The article is another memory of  the event from the barrio Palermo-Hollywood, a part of the Palermo neighbourhood which became home to movie and TV companies.  At the time remembered, it was an area of quintas, estates where wealthier families might have bigger, second homes in the country. The idea, at any rate, is of a larger home with some green space.  The goal was what the kids called the fogarata [a corruption of fogata], a huge bonfire on the appointed day. They removed a cobblestone from the street and inserted a long pole into the hole, spliced with another to achieve a significant height.   At the top of this they placed what we call a "guy"  - the scarecrow-type creature placed on a fire.  It was made with branches and straw, and old clothes donated by the neighbours. The old furniture and boxes the kids had gathered was piled around the pyre which was lit at nightfall.  The neighbours gathered, sang and laughed, warmed themselves by the fire and watched the flames. When these died down, on the hot embers they would cook hot peppers, potatoes or sweet potatoes on the ends of wires or sticks.   

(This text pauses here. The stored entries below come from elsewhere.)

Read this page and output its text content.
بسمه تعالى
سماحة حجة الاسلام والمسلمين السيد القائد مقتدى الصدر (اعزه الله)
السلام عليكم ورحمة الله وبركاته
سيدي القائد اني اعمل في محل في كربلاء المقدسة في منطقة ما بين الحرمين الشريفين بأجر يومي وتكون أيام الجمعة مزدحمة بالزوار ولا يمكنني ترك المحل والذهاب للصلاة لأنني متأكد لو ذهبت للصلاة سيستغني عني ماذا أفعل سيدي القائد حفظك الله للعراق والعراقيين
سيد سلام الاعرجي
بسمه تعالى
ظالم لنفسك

The ceremony combined the religious commemoration with the winter rite of a bonfire of pagan origin.  The "guy" in this case does not, as on the UK's "Bonfire Night" [5 November], represent a historic personage but is apparently "a collective expiation to pay homage to the innocent saints". I don't quite understand how that "collective expiation" works.  That people still enjoy burning a representation of a human figure on a bonfire makes me rather shudder at the apparently thin veneer of our supposed civilization.

The word used in the article for this gathering is a neighbourhood tertulia, where it is worth pausing for a curious footnote. I see these often in Spain - whole streets sitting down to a meal together - almost any reason will do, even - in fact only - in the big cities which is where I go.  Urban social isolation is apparently less of an issue in Spain.  


Tertulias used to be private literary salons, initially held in people's homes from at least the 17th century.  Later, they were held in cafes and some became more formalised.  The DLE definition today is "A gathering of people who regularly meet to talk about a certain topic" The Chilean etymological dictionary calls it "an informal gathering where people discuss a certain topic."

Why tertulia?  The same source says that in the seventeenth century it was fashionable to gather to read the works of Quinto Septimio Florente who was apparently three times ("Ter") better than Marcus Tullius Cicero.  Thus the former became better known as the Tertullius who apparently gave his name to tertulia.  Far-fetched? 

The author of the 'La Nación' remarks that those neighbourly events exist no longer and contrasts them with the fires and burning tyres on the streets seen nowadays (the piece was written in 2011) which fragment rather than unify society.  He says he writes to show the younger generations what it was like, this neighbourly camaraderie which he says was moneda corriente - common currency.

An Argentinian friend from the AMBA (Área Metropolitana de Buenos Aires) remarked: "Sí, hemos participado de esa fiesta popular pero cuando eramos chicos, tal vez hasta los 10 u 11 años de edad. Después, comenzaron a ser cada vez menos personas que se enganchaban hasta que se dejaron de hacer en general. Lo mismo ocurrió con los carnavales y con los bailes de fin de año en las calles." Sadly, modern life seems to have done for this and other similar neighbourhood festivities.

This tango is not played in the milongas and while I prefer the poem on the page to the Troilo / Goyaneche version from the late 50s, the song (for listening) is growing on me. 

The words of the poem were written by a journalist and, unsurprisingly, for the vivacity of the images, poet, Julio Ciesler whose pen name was Julio Huasi and who was highly esteemed in Argentina and internationally.  He was radical, committed to socialist causes, and sadly committed suicide in his early 50s.